Jupyter notebooks are a popular option for sharing data science workflows. Daniel Mietchen shares best practices for reproducibility and other aspects of usability (documentation, ease of reuse, etc.) gleaned from analyzing Jupyter notebooks referenced in PubMed Central, an ongoing project that started at a hackathon earlier this year and is being documented on GitHub.
The aim of this project was to understand and document the extent to which these publicly accessible notebooks are reproducible, both individually and collectively. By identifying the existing barriers to reproducibility, the hope is to lower those barriers for notebooks shared in the future.
To find research articles with associated Jupyter notebooks, the team performed a search for “ipynb OR Jupyter” on PubMed Central, a full-text database of biomedical articles. This yielded approximately 100 articles, which were then screened for mentions of actual notebooks.
The association of articles with notebooks took multiple forms, such as screenshots, supplementary files, links to nbviewer, GitHub repositories, and individual notebooks on GitHub. For those notebooks that were available in an executable form, the team executed them in a clean Jupyter environment.
When executing notebooks, the team recorded whether they ran through without any errors and the first error message if there was one. Subsequently, they looked at individual errors and tried to resolve them. Most frequently, this involved fixing code and data dependencies. Lack of documentation was often a barrier to reproducibility, as was code that was dependent on the platform (e.g., shell commands) and use of non-Python software packages (e.g., Java). The next step is to analyze the remaining errors to deduce how they could be avoided and, for those notebooks that the team manage to execute, document whether the results match the ones originally reported in the associated papers.
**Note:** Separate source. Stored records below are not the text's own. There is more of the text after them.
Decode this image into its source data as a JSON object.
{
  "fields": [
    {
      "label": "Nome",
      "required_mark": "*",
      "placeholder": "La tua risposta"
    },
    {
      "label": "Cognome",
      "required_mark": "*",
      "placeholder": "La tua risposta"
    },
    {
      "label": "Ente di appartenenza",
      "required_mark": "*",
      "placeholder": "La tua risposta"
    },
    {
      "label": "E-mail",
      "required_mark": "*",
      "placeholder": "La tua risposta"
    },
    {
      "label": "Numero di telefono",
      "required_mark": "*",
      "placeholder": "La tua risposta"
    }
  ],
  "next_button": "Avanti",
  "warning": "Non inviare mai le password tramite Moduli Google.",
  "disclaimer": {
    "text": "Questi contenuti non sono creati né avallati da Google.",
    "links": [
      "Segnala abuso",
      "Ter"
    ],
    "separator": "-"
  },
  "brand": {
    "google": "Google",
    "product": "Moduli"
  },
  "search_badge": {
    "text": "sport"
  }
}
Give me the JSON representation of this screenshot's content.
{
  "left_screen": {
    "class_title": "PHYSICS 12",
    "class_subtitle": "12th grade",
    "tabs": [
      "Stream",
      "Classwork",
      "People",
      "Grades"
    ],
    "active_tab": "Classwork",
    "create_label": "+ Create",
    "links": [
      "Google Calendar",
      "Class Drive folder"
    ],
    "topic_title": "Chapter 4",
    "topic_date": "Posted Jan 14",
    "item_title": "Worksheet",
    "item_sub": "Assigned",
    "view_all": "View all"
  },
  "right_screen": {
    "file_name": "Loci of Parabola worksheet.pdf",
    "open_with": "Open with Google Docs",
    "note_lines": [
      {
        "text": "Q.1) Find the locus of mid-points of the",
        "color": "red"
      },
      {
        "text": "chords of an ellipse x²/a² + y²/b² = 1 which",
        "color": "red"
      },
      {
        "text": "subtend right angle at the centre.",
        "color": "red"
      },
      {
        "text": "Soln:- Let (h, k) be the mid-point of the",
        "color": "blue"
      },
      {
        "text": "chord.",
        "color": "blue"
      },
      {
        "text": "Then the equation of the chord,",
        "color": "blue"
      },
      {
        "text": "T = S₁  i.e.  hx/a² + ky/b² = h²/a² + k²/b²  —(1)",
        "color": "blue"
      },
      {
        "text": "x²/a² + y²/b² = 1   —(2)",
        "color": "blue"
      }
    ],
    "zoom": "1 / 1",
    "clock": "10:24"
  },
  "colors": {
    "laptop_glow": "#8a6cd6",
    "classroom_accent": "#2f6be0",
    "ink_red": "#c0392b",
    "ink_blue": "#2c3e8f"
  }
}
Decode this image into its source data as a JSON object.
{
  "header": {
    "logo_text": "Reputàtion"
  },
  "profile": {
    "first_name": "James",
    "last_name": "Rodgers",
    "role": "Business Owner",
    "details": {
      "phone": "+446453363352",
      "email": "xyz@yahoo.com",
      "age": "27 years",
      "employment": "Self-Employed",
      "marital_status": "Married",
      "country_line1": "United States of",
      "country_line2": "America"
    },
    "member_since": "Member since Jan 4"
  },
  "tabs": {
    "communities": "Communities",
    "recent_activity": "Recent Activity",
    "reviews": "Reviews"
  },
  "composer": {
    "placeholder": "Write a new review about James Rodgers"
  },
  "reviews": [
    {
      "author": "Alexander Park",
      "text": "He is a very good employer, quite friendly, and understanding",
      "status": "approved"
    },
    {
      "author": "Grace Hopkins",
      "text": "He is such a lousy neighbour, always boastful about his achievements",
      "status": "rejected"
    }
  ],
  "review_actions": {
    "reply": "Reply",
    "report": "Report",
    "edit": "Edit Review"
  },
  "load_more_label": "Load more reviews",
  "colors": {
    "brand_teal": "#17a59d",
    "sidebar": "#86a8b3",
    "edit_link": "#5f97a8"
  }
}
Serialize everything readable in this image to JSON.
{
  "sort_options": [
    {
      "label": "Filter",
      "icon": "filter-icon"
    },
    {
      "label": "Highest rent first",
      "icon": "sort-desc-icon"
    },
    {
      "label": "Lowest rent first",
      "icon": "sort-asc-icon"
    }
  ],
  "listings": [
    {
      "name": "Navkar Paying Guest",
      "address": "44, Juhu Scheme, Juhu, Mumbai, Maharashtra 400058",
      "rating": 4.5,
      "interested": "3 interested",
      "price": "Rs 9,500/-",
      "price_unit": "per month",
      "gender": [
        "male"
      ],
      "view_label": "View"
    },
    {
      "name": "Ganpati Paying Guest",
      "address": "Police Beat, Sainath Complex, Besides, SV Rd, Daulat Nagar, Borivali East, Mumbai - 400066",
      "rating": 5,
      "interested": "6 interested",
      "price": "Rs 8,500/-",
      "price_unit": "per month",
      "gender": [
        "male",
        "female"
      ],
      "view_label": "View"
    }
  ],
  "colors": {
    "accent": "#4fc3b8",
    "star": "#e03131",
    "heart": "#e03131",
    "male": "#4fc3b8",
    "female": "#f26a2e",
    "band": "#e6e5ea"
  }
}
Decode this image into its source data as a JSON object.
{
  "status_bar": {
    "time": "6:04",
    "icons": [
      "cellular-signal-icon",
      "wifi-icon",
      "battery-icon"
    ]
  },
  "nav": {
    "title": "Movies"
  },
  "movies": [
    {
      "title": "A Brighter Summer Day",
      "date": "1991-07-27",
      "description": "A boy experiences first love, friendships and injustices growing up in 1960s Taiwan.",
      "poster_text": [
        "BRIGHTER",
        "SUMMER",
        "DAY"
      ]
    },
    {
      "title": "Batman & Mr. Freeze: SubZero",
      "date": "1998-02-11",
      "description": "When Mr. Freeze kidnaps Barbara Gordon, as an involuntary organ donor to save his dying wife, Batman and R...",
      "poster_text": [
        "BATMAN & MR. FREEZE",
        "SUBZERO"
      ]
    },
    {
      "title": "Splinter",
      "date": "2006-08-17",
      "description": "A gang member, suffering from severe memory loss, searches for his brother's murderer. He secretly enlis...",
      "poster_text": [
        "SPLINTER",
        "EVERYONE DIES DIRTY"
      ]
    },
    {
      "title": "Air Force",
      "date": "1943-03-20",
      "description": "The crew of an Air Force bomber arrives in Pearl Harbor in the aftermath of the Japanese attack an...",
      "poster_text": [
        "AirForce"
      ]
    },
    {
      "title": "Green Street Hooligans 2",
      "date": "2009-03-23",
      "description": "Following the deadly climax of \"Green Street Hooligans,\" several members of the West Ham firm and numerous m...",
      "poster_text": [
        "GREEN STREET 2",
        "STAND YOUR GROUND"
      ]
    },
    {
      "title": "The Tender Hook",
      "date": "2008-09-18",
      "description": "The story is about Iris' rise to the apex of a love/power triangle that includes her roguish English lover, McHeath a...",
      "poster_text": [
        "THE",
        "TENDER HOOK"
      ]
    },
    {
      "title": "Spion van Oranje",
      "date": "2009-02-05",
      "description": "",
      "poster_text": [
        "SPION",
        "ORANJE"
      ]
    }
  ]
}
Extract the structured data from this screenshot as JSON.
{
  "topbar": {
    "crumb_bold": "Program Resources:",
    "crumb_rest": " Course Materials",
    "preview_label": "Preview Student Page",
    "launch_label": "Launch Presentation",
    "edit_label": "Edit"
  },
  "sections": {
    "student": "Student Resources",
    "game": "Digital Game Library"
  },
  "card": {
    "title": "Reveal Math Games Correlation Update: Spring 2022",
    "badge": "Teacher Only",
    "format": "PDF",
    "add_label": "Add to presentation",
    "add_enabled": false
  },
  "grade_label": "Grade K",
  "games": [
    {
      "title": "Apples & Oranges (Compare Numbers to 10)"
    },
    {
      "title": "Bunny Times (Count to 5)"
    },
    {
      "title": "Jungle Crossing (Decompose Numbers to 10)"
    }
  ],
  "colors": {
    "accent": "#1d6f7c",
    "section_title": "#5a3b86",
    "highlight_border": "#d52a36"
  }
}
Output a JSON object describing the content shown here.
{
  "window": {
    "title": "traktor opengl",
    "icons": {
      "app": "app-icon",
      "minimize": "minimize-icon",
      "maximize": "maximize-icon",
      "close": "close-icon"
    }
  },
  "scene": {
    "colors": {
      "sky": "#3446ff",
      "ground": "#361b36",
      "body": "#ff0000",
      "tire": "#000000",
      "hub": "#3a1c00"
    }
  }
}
Some notebooks examples include a containerized version, usually through Docker. In such cases, the team takes an approach similar to analyzing the notebooks themselves: attempting to build the container from scratch, run it, and document problems encountered on the way, as well as attempts to solve them.
Daniel Mietchen is a biophysicist interested in integrating research workflows with the World Wide Web, particularly through open licensing, open standards, public version histories, and forkability. With research activities spanning from the subcellular to the organismic level, from fossils to developing embryos and from insect larvae to elephants, he has experienced multiple shades of the research cycle and a variety of approaches to collaboration and sharing in research contexts. He has also been contributing to Wikipedia and its sister projects for more than a decade and is actively engaged in increasing the interactions between the Wikimedia and research communities.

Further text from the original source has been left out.